How to add multiple columns to pandas dataframe in one assignmen

ghz 3months ago ⋅ 36 views

I'm trying to figure out how to add multiple columns to pandas simultaneously with Pandas. I would like to do this in one step rather than multiple repeated steps.

import pandas as pd

data = {'col_1': [0, 1, 2, 3],
        'col_2': [4, 5, 6, 7]}
df = pd.DataFrame(data)

I thought this would work here...

df[['column_new_1', 'column_new_2', 'column_new_3']] = [np.nan, 'dogs', 3]

Answers

The issue with your attempt lies in how you're trying to assign multiple values to multiple columns. The method you're using expects the right-hand side (the values being assigned) to be a DataFrame, list of lists, or NumPy array with the correct shape.

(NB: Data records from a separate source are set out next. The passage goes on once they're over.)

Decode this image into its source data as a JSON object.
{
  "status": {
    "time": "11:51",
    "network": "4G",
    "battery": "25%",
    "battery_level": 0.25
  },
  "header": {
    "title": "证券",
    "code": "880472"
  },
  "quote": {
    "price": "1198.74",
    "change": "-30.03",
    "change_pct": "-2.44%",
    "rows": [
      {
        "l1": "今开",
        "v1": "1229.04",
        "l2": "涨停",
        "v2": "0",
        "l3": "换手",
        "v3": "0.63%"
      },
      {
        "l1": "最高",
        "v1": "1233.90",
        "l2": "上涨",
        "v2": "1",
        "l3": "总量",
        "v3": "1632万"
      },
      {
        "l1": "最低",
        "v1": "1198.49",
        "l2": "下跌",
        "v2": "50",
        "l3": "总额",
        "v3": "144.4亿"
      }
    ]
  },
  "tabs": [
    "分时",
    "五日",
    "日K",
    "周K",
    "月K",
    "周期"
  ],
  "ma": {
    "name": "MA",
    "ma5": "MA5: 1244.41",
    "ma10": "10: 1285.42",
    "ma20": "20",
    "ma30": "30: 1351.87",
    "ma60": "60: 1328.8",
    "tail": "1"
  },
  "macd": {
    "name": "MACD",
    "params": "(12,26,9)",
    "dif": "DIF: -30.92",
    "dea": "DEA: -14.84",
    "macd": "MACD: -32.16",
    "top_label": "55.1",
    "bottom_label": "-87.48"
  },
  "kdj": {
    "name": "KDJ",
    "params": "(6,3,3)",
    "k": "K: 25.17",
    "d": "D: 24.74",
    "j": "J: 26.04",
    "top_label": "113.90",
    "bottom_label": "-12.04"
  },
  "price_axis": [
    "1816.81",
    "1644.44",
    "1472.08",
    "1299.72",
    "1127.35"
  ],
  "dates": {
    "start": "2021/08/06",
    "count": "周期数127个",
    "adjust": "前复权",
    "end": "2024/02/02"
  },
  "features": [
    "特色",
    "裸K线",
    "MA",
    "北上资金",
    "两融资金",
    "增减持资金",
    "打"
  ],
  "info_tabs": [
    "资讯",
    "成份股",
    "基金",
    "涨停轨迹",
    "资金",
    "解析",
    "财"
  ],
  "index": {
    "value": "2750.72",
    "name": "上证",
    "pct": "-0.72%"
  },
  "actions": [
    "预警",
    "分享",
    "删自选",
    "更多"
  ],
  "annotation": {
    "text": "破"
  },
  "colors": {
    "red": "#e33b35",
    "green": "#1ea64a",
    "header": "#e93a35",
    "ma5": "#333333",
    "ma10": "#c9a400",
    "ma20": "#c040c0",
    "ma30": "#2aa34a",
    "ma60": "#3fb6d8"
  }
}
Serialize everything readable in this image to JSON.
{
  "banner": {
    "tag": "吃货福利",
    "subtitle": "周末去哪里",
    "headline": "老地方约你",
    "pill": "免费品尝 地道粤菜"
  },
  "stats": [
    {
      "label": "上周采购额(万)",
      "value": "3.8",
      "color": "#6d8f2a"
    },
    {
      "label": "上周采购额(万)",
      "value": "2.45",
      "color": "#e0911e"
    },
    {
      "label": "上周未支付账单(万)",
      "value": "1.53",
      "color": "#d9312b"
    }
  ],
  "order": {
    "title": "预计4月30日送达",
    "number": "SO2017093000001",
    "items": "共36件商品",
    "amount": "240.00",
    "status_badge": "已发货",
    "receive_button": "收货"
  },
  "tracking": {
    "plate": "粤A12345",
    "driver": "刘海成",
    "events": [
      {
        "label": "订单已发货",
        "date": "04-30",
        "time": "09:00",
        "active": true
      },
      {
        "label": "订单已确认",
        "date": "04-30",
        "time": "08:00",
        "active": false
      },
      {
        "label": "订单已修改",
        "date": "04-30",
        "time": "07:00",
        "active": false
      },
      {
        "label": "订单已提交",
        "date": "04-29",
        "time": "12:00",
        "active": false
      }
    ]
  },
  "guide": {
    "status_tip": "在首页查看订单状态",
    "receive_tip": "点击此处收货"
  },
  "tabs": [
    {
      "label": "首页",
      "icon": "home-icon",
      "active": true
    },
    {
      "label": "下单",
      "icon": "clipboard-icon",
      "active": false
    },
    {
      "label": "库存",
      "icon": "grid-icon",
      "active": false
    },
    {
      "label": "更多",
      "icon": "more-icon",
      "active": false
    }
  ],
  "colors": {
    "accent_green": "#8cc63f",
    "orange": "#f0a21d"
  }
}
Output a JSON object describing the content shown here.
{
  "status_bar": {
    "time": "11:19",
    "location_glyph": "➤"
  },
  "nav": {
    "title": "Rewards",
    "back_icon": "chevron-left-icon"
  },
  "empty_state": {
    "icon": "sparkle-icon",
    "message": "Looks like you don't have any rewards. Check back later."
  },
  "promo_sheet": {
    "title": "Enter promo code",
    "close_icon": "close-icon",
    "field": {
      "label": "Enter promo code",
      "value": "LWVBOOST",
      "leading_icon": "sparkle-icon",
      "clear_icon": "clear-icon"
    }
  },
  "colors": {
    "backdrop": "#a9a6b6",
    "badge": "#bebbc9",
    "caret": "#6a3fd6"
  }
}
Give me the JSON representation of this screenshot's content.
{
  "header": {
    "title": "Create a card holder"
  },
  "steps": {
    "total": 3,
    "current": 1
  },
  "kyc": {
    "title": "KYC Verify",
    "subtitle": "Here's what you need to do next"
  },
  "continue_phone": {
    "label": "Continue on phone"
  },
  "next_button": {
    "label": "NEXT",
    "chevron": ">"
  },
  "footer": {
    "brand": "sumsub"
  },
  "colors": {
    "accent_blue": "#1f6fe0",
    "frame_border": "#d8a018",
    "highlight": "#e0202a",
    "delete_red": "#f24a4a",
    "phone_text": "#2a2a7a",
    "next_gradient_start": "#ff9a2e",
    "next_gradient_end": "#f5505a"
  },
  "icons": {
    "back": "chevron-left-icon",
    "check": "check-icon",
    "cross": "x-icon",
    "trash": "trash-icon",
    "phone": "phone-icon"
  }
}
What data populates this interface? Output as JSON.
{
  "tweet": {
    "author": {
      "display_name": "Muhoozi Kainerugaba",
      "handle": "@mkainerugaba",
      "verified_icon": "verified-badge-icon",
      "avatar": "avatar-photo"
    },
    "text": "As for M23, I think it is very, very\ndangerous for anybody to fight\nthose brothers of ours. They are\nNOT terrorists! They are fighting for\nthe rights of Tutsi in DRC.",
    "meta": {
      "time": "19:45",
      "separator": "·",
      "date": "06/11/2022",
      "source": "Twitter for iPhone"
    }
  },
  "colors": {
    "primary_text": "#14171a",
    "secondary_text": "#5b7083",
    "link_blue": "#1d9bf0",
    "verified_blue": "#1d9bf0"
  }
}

To add multiple columns to a pandas DataFrame simultaneously, you can do the following:

  1. Using a DataFrame: This approach works because the dimensions of the new data match the columns you want to add.
import pandas as pd
import numpy as np

data = {'col_1': [0, 1, 2, 3],
        'col_2': [4, 5, 6, 7]}
df = pd.DataFrame(data)

# Adding multiple columns simultaneously
df[['column_new_1', 'column_new_2', 'column_new_3']] = pd.DataFrame({
    'column_new_1': [np.nan] * len(df),
    'column_new_2': ['dogs'] * len(df),
    'column_new_3': [3] * len(df)
})

print(df)

Explanation:

  • You create a DataFrame on the right-hand side with the same number of rows as the original DataFrame. The new columns will be added simultaneously.
  1. Using NumPy Arrays or Lists: You can also use a list of lists or a 2D NumPy array with the correct shape.
# Using a NumPy array
df[['column_new_1', 'column_new_2', 'column_new_3']] = np.array([
    [np.nan, 'dogs', 3],
    [np.nan, 'dogs', 3],
    [np.nan, 'dogs', 3],
    [np.nan, 'dogs', 3]
])

print(df)

In this case, the NumPy array has the shape (4, 3) to match the number of rows and columns you're trying to assign.